The chance of blindness is highly unlikely and you have to also think what would be the cause of the blindness. There are many potential risks that have more to deal with issues with the vision that can be compromised such as eye exposure or corneal abrasion that are more likely than frank blindness. So I would say that in the blepharoplasty- associated or cosmetic eyelid surgery associated risk of blindness, a number that gets thrown around is something like .025% which is very rare and is highly unlikely but it is still something to at least understand and that’s always in the discussion and of course it is part of informed consent. What we try to do to mitigate these risks is to of course do proper preoperative evaluation from both medical and ophthalmic point of view. Medically, we want to make sure the risk of excessive bleeding or potential of infection is minimized and from an ophthalmic point of view, I’ll make sure that the integrity of the eye is optimal so that the patient can tolerate the surgery.

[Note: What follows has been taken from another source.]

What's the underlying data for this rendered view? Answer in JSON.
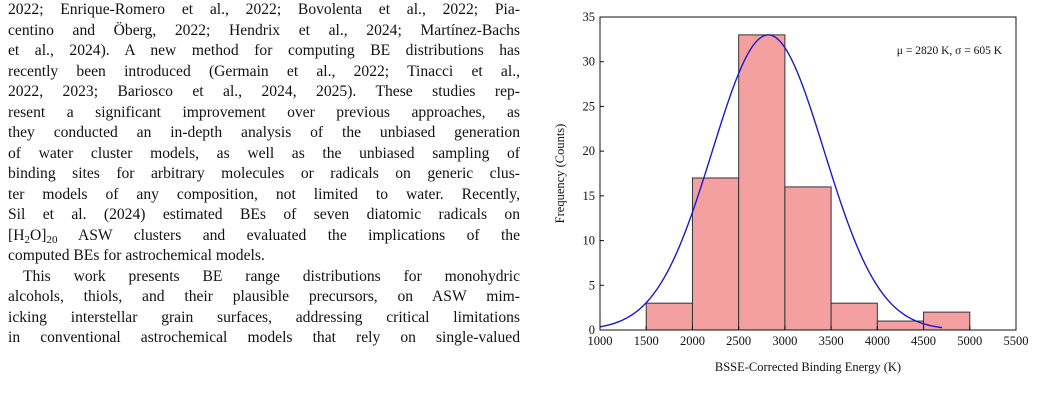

So that being said, I think that you need to actually have a one on one consultation with a doctor to understand specifically what’s your situation is. And once you’re comfortable with that doctor, understand moving on. The biggest concern that I would say for me is about the aesthetic and functional outcome. When you are changing the position of the eyelid, you can overcorrect, you can have an overcorrection or undercorrection which means that the greatest concern that I would have is in addition to those other risk is about the need for revision surgery and that possibility can never be eliminated to zero. Every surgeon has to do a revision for their own work sooner or later. A very famous colleague of mine said that if a doctor claims to never do revisions, they’re either lying or not doing surgery and I think that’s very illustrative of that understanding of the art of surgery.
We are dealing with that the human being. We are dealing with soft tissue and we are trying to maximize the predictability through exceptional high level quality surgery but we are dealing with just the elasticity of the human body and the variability of healing. So understanding that, you have to be prepared and the doctor can give you a guideline of how often the doctor does revision surgery and once you are comfortable, move forward with the operation. So I hope that was helpful, I wish you the best of luck and thank you for your question.